In this work we present and demonstrate a method for the chemical identification of individual surface atoms on multi-elements systems using atomic force microscopy (AFM).

The chemical identification of single atoms and molecules at surfaces has been pursued from the invention of both the scanning tunneling microscope (STM) and the AFM (almost 25 years ago), because it could multiply the already outstanding capabilities of these techniques. The intrinsic detection nature of the STM and the AFM has hindered, until now, most of these efforts, and single atom chemical identification still remains a challenge.

On this quest for single-atom chemical identification, dynamic force microscopy (DFM) has an advantage since the imaging mechanism is based on detecting the short-range forces associated with the onset of the chemical bonding between the outermost atom of the AFM tip and the atoms at the surface.

Forces associated with a chemical bonding between two atoms are related to the nature of the atomic species involved. Thus, the short-range chemical forces we are measuring over the different surface atoms when exploring a heterogeneous surface with DFM should contain information about these surface atoms’ chemical nature. However, to extract this information is not trivial at all because, as we demonstrate in this paper, these short-range chemical forces present a strong variability upon the atomic structure and chemical termination of the AFM tip used to probe the surface.

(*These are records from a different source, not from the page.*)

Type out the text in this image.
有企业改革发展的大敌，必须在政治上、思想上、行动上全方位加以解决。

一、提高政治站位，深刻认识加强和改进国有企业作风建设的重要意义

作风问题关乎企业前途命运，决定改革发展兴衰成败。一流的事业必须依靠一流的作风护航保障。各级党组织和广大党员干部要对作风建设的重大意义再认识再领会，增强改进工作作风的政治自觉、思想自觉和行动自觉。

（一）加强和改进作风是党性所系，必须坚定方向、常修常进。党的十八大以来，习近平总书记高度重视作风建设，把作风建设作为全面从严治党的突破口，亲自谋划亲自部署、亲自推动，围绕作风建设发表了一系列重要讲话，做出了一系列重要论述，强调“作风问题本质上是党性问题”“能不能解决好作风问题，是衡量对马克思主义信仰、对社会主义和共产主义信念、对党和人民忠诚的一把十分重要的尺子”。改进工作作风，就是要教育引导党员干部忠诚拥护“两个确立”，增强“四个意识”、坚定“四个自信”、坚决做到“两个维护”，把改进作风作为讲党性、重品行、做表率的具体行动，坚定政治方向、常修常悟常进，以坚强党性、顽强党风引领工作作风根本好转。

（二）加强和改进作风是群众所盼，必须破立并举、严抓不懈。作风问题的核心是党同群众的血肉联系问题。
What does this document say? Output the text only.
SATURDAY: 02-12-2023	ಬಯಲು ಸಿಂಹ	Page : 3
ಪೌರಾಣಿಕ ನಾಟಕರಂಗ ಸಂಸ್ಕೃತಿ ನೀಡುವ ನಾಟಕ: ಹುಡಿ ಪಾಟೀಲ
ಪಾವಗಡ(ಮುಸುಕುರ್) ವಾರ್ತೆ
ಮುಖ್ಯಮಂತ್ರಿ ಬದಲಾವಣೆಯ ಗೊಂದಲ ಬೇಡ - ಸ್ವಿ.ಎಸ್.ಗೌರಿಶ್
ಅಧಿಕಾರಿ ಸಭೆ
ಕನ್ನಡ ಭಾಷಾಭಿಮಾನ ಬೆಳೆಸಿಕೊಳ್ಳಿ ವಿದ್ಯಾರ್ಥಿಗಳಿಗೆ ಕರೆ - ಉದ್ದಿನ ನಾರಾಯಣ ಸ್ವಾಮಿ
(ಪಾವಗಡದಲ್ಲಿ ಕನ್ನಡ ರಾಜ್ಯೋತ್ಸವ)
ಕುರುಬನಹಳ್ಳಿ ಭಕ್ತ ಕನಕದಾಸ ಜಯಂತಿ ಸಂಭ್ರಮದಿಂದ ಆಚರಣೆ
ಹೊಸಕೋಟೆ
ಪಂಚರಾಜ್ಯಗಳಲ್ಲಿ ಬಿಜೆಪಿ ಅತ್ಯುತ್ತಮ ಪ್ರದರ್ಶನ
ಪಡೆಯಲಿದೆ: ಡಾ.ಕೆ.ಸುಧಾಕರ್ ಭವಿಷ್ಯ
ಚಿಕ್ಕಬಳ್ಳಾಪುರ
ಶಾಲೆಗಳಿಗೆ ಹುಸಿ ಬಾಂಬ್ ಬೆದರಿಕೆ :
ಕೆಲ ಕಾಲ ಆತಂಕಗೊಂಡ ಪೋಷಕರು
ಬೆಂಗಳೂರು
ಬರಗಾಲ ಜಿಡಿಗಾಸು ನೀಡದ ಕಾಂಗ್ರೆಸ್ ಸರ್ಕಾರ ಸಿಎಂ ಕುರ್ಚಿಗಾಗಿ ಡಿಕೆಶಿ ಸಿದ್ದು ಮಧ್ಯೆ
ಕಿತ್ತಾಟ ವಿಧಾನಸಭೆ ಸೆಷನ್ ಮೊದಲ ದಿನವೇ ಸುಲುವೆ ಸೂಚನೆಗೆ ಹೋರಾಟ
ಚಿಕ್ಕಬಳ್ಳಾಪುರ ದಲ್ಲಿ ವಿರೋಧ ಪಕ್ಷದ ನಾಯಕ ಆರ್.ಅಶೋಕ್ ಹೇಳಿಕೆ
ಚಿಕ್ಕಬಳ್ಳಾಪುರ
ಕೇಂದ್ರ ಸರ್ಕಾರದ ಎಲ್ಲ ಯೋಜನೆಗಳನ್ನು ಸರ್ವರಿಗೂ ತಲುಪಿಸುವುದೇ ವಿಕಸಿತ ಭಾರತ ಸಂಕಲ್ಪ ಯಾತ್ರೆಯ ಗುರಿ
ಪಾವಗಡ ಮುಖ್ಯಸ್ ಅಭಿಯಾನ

We have found a magnitude that remains nearly constant independently of the AFM tip termination we used. This magnitude is the relative interaction ratio of the minimum values of the short-range chemical forces measured over two different atomic species probed with the same tip (relative interaction ratio for short in the following). In this publication, we demonstrate that the relative interaction ratio is connected to the relative strength these pairs of surface atoms have for making a chemical bond with the outermost atom of the AFM tip. This property makes it possible to use the relative interaction ratio as a fingerprint for the chemical identification of atoms at surfaces.

The identification method we have proposed here consists on measuring the short-range chemical interaction force over each of the atoms in a surface area using the same AFM tip, and then compare the ratio of the minimum force values between pairs of atomic species with the previously tabulated relative interaction ratio for the expected atoms to be contained at the surface.